Photo: NASA / Goddard / University of Arizona via Reuters
“This discovery was only possible by analyzing samples that were collected directly from the asteroid then carefully preserved back on Earth,” Institute of Science Tokyo researcher Yasuhito Sekine, who was not involved in the studies, wrote in an accompanying editorial.
Combining the ingredients of life with an environment of sodium-rich salt water, or brines, “that’s really the pathway to life,” McCoy said. “These processes probably occurred much earlier and were much more widespread than we had thought before.”

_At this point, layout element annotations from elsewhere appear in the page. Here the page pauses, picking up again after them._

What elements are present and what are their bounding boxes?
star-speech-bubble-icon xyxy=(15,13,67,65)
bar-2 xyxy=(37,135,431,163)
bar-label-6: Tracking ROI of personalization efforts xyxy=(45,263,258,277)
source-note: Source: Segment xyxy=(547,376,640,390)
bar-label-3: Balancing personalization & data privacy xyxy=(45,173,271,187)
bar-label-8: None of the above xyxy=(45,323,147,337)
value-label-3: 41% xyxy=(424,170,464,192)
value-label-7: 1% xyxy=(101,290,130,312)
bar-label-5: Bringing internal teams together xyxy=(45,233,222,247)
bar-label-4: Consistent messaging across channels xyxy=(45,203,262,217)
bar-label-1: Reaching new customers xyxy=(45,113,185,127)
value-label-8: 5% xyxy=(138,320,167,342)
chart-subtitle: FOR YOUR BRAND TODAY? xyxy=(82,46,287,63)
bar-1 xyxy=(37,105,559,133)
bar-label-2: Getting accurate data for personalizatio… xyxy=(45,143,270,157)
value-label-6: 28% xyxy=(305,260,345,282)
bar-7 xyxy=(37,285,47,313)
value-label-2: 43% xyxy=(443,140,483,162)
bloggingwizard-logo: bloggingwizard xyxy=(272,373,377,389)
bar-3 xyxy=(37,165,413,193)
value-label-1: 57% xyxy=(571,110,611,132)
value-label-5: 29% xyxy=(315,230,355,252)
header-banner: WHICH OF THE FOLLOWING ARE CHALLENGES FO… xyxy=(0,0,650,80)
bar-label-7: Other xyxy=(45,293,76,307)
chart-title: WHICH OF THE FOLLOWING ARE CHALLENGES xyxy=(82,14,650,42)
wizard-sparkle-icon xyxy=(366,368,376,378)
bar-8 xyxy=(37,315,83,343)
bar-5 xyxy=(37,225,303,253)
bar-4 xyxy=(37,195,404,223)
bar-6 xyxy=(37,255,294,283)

NASA senior scientist Daniel Glavin said that one of the biggest surprises was the relatively high abundance of nitrogen, including ammonia.
While all of the organic molecules found in the Bennu samples have been identified before in meteorites, the ones from Bennu are valid — “real extraterrestrial organic material formed in space and not a result of contamination from Earth,” Glavin said.
Bennu — a rubble pile just one-half of a kilometer across — was originally part of a much larger asteroid that got clobbered by other space rocks. The latest results suggest that this parent body had an extensive underground network of lakes or even oceans, and that the water evaporated away, leaving behind the salty clues.
Sixty labs around the world are analyzing bits of Bennu as part of initial studies, said Dante Lauretta, regents professor of planetary science and cosmochemistry at the University of Arizona and the mission’s chief scientist, who took part in both studies.
Most of the US$1 billion mission’s cache has been set aside for future analysis.
Scientists said more testing is needed to better understand the Bennu samples, as well as more asteroid and comet sample returns. China plans to launch an asteroid sample return mission this year.
Many are pushing for a mission to collect rocks and dirt from the potentially waterlogged dwarf planet Ceres in the main asteroid belt. Jupiter’s moon Europa and Saturn’s moon Enceladus also beckon as enticing water worlds.
Meanwhile, NASA has core samples awaiting pickup at Mars, but their delivery is on hold while the space agency studies the quickest and cheapest way to get them here.
“Are we alone?” McCoy said. “That’s one of the questions we’re trying to answer.”